O que ocorreu na realidade foi uma franca violação ao que dizia o tratado, pelo qual os países do continente, em particular os Estados Unidos, deviam enfrentar juntos a ameaça de uma potência extracontinental, neste caso o Reino Unido.
Na guerra das Malvinas, a Armada britânica contou com informação fornecida pelos Estados Unidos para o deslocamento e manobras de seus barcos e aviões de guerra. Com suporte desse tipo, o Reino Unido afundou o cruzador Belgrano, fazendo mais de 300 vítimas fatais.
Washington optou por seu aliado na Organização do Tratado do Atlântico Norte (Otan) e o antigo império colonial, ao invés de honrar um pacto que foi concebido para enfrentar a ameaça comunista e não para defender a soberania dos povos latino-americanos.

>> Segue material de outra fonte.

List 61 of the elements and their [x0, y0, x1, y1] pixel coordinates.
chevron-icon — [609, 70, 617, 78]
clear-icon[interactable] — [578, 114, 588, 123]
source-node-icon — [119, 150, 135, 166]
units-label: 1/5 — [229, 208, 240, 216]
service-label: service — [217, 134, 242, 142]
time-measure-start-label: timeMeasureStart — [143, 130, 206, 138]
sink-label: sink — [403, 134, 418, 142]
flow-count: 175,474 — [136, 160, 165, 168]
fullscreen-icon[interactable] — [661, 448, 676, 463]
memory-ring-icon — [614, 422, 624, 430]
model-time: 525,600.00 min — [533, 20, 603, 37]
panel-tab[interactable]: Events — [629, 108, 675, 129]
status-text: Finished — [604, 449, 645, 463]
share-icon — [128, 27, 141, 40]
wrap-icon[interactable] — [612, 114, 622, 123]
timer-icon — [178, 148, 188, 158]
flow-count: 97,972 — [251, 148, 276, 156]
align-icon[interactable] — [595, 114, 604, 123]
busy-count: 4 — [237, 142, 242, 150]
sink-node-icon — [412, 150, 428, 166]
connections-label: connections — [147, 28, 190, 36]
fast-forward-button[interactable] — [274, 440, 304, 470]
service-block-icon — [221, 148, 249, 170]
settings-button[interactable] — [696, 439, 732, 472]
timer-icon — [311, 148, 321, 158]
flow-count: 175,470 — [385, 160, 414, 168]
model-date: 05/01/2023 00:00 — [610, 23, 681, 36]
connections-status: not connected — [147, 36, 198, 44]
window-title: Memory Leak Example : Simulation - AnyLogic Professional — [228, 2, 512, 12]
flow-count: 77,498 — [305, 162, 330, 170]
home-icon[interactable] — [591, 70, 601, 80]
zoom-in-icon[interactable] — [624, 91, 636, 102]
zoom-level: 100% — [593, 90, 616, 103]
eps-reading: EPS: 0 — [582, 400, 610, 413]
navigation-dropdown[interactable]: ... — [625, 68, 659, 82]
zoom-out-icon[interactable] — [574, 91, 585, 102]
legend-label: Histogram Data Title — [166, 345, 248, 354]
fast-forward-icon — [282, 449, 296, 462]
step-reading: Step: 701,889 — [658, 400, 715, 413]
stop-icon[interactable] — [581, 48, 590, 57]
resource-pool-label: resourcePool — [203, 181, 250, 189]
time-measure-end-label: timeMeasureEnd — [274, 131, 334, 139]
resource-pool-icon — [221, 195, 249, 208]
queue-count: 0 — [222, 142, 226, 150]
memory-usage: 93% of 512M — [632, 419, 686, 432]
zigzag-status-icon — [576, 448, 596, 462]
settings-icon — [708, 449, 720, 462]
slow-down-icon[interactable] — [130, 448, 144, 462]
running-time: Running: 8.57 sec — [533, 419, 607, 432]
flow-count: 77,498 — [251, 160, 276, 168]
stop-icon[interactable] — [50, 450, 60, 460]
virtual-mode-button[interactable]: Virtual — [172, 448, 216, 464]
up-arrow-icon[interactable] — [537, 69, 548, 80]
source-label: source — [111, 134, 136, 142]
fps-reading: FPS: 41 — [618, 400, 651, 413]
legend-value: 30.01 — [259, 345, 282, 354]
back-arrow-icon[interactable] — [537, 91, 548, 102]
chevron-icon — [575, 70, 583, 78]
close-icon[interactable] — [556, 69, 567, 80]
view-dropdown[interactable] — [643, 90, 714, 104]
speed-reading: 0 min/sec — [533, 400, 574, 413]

Segundo o presidente Rafael Correa, o TIAR começou a morrer na guerra das Malvinas. Mas talvez sua enfermidade congênita começou a se tornar crônica em 1954, quando a CIA derrubou o presidente Jacobo Arbenz na Guatemala.
E seguramente, seus sintomas se agravaram em abril de 1961 nas areias de Playa Girón, onde os cubanos venceram a invasão mercenária organizada e armada por Washington, que sofreu o que se considera a primeira derrota militar do imperialismo ianque na América Latina.
Até agora, México, Peru, Nicarágua, Bolívia, Venezuela e Equador já renunciaram ao TIAR, que se parece um morto insepulto em um continente em que se consolida a mudança de época definida por Rafael Correa, o que foi confirmado recentemente em Havana durante a 2ª Cúpula da Comunidade de Estados Latino-americanos e Caribenhos.